Domestic markets i.e. Sensex and Nifty ended on a negative note yesterday as investors avoided risky bets amid expiry of futures and options contracts for the month of January. There has been a sharp selloff by FIIs thereby bringing the markets close to a bear hug as the fear of a global deflation is driving away foreign investors.
For the month of January 2016, FII outflows in equities totaled at Rs. 10743.48 crores ($1591.16 million) as on 28th January, 2016. Year to date basis, net capital outflows stood at Rs. 10743.48 crores ($1237.88 million) as on 28th January, 2016.
The currency made an intra-day low of 68.25 and closed at 68.04 on Thursday.
From the intra-day perspective, Rupee is likely to trade positive owing to the weakness seen in the US Dollar Index that will provide support to the currency. However, month end dollar demand from importers and banks will keep the Indian Rupee a bit pressurized.
Euro rose by 0.4 percent yesterday owing to the robust release of Spanish unemployment and German CPI data from the Euro-zone that infused optimism in the market in turn acting as a positive factor for the shared currency.
Also, weakness in the DX after the release of the FOMC statement acted as a positive factor. Hint of optimism in the global markets after renewal in oil prices provided support to the currency.
The currency made an intra-day high of 1.0967 and closed at 1.0937 on Thursday.
Euro is expected to trade sideways as markets remain cautious ahead of important economic data releases from the nation that will keep the currency a bit pressurized.

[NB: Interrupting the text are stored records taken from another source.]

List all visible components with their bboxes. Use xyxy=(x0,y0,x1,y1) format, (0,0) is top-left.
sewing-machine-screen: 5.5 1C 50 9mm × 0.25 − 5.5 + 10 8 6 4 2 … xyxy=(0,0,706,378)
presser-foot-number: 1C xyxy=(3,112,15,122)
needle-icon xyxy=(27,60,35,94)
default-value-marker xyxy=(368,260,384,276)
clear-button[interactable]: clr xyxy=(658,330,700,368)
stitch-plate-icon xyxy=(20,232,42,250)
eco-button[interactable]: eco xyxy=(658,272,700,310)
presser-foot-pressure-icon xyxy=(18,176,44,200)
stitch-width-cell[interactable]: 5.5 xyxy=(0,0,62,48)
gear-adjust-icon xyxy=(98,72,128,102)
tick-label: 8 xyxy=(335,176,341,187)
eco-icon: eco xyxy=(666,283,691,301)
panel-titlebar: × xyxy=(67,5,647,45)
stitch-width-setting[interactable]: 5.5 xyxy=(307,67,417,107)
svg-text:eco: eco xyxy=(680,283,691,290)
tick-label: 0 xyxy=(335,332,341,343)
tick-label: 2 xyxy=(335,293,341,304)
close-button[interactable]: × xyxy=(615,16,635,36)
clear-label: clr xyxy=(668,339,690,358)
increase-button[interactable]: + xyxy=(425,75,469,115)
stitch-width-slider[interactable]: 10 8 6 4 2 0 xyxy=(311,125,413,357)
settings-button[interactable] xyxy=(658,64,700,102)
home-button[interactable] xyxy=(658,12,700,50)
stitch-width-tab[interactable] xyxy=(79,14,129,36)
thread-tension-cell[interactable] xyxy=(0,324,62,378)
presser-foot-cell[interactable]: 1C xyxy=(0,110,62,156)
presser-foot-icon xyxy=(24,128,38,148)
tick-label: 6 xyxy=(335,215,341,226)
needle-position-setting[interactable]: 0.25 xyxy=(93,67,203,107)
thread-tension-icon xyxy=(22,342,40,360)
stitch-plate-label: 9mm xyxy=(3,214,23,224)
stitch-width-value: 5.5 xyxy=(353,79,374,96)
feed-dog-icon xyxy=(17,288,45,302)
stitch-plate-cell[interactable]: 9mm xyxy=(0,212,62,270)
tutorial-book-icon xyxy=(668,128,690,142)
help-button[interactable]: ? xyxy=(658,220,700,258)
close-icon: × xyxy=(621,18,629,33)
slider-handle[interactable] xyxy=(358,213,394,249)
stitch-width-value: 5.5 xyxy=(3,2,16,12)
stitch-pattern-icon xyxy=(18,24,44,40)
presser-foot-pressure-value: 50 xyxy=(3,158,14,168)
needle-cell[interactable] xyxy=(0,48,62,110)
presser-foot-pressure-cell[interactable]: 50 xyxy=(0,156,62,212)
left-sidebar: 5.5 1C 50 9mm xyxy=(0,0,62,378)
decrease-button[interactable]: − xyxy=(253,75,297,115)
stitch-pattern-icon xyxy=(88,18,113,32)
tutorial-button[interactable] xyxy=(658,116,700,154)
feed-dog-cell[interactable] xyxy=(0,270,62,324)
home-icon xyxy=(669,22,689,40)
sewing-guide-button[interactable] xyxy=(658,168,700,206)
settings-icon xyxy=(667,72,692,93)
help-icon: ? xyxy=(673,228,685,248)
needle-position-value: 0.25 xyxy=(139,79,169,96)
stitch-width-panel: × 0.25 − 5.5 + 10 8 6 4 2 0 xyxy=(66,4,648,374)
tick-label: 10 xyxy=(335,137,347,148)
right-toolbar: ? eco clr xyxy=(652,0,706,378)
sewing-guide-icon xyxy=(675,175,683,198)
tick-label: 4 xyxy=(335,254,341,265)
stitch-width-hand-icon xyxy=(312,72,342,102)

However, weakness in the DX will provide some support to the slag currency.
Sterling Pound traded higher by 0.90 percent yesterday owing to the robust release of GDP data from the nation. The data indicated that UK’s economy had picked up pace at the end of 2015 but GDP growth for the year as a whole was down. Moreover, weakness in the US Dollar Index after the disappointing release of economic data from the US acted as a positive factor for Cable.
In spite of a sizable 33 percent of investment from China last year reports are that yet more money is needed to actually complete the construction of the Hinkley Point C nuclear power plant in the UK. This restricted sharp gains of the currency as sentiments were dented.
The currency made an intra-day low of 1.4407 and closed at 1.4357 on Thursday.
Sterling Pound is expected to trade positive as markets will discount the robust release of Prelim GDP data from the nation. Also, recent weakness in the US Dollar Index will provide further support.
The Japanese Yen depreciated by 0.13 percent yesterday renewal in the crude oil prices spurred risk appetite, thereby reducing the demand for the safe haven Yen. However, weakness in the US Dollar Index cushioned fall.
Moreover, disappointing release of retail sales data from the nation which fell more than expected will keep the policymakers under pressure to do more to revive a fragile economy.
The currency made an intra-day low of 118.99 and closed at 118.81 on Thursday.
Japanese Yen is expected to trade negative as disappointing release of CPI and household spending data from the nation will keep the currency pressurized. However, recent revival in the oil prices along with weakness in the DX will stem the demand for safe-haven Yen.